Dirigiu-se à menina e, sem qualquer palavra, os dois se entenderam. Pegou a flor mais bela e perfumada e entregou à menininha, que sorriu e correu para fora do jardim. Neste instante os pais da criança chegaram assustados com a fuga da menina e, quando viram a figura de Ulisses, o susto transformou-se em horror, acreditando em que espécies de coisa ele pretenderia com ela. Obrigaram-na a jogar fora a flor e o pai avisou que se ele se aproximasse novamente da filha, o mataria.
Ulisses ainda tentou balbuciar algumas palavras, mas foi em vão. Vieram seus pais, pediram inúmeras desculpas e disseram que era apenas o jardineiro e que ele seria repreendido e só não o demitiriam porque era doente e não teria como viver.
Ulisses, pasmo com aquelas palavras, caiu sobre os joelhos e chorou pela segunda vez.
" O senhor vê? Ele já se arrependeu do que fez", dizia a mãe para o pai da menina.

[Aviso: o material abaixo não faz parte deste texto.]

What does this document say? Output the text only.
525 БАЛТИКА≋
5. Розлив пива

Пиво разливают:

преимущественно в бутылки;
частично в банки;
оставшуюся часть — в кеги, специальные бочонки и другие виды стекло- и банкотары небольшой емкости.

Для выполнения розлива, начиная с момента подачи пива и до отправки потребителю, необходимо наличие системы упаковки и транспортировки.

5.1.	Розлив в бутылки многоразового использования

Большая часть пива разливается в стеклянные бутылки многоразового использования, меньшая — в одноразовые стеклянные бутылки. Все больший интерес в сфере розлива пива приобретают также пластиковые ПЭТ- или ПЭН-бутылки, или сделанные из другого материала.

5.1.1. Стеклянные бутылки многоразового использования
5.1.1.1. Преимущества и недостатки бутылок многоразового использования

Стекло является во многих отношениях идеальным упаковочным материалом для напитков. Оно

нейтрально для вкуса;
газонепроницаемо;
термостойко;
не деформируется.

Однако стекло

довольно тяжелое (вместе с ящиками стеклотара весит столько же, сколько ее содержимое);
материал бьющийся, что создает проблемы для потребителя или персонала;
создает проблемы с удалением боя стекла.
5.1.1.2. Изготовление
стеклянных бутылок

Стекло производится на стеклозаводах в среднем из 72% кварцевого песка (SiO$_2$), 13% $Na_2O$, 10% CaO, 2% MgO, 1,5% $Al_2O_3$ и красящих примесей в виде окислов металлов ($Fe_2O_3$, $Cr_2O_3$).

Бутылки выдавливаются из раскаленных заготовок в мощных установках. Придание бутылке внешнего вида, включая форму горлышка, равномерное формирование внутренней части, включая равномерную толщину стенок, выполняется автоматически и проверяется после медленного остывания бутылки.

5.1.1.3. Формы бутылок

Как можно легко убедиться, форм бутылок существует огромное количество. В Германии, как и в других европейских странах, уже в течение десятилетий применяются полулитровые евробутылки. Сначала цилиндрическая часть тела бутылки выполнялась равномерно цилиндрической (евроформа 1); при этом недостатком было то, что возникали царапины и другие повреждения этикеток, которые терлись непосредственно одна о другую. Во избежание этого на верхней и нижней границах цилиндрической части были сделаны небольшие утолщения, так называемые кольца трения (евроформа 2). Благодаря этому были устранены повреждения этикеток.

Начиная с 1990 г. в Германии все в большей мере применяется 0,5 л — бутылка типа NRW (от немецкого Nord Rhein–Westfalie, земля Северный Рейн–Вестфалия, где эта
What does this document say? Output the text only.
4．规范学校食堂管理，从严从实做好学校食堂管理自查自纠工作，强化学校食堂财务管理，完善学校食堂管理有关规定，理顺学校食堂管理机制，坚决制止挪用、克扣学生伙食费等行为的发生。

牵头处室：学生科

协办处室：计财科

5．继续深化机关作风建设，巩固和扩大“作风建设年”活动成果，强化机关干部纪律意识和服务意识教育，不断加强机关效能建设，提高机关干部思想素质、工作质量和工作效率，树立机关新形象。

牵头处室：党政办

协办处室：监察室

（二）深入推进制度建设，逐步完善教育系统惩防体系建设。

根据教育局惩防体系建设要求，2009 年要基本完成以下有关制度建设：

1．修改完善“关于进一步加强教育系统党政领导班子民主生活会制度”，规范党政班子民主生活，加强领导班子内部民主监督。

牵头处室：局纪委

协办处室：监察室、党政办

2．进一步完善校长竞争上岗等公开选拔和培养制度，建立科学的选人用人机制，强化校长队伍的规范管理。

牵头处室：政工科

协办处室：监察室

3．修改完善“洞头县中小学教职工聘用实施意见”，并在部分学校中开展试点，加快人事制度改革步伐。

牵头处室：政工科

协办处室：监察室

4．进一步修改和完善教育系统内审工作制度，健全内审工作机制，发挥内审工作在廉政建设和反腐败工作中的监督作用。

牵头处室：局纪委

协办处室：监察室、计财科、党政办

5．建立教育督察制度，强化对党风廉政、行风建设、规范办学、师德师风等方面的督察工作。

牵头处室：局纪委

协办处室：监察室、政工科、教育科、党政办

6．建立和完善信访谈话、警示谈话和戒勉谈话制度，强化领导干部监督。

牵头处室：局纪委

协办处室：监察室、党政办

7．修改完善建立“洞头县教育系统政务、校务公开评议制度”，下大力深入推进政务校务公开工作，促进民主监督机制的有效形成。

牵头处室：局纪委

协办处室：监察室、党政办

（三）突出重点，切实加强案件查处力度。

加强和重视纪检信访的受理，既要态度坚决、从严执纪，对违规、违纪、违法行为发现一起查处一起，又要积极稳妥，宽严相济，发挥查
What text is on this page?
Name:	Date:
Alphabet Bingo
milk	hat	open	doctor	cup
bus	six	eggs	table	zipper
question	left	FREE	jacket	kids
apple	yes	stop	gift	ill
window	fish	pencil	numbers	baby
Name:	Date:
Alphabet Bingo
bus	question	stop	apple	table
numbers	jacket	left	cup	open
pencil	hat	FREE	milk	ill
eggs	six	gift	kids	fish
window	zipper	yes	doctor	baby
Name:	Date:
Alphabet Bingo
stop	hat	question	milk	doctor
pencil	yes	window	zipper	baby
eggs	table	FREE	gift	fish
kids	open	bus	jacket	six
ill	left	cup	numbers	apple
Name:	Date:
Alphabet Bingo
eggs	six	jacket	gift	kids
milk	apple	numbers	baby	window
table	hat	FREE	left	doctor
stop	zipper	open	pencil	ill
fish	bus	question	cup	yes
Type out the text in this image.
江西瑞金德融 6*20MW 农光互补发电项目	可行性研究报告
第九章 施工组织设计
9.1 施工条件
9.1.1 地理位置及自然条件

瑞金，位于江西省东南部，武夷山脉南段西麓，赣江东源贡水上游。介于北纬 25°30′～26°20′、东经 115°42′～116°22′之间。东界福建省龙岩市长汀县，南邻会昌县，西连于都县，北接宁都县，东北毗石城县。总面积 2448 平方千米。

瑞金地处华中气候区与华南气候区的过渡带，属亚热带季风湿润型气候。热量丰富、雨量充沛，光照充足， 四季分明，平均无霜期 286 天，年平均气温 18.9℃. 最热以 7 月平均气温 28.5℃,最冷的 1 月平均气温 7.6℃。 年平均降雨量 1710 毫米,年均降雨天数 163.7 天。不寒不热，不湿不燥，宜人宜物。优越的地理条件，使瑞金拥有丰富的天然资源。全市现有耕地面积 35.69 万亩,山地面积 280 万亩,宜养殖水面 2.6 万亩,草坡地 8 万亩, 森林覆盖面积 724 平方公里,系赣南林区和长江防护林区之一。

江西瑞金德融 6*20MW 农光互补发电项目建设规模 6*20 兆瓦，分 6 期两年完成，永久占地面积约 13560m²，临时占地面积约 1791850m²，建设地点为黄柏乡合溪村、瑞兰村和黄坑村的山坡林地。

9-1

Quando o casal se retirou a uma distância segura, Ulisses ouviu os pais falarem, mesmo tendo problemas de audição, e percebeu que estavam acreditando que algo de horrível acontecera naquele jardim. Sem forças e sem defesa, já que desde o nascimento fora condenado à culpa perpétua, o homem alquebrado se retirou, com passos lentos, o corpo curvado, os olhos rasos de lágrimas.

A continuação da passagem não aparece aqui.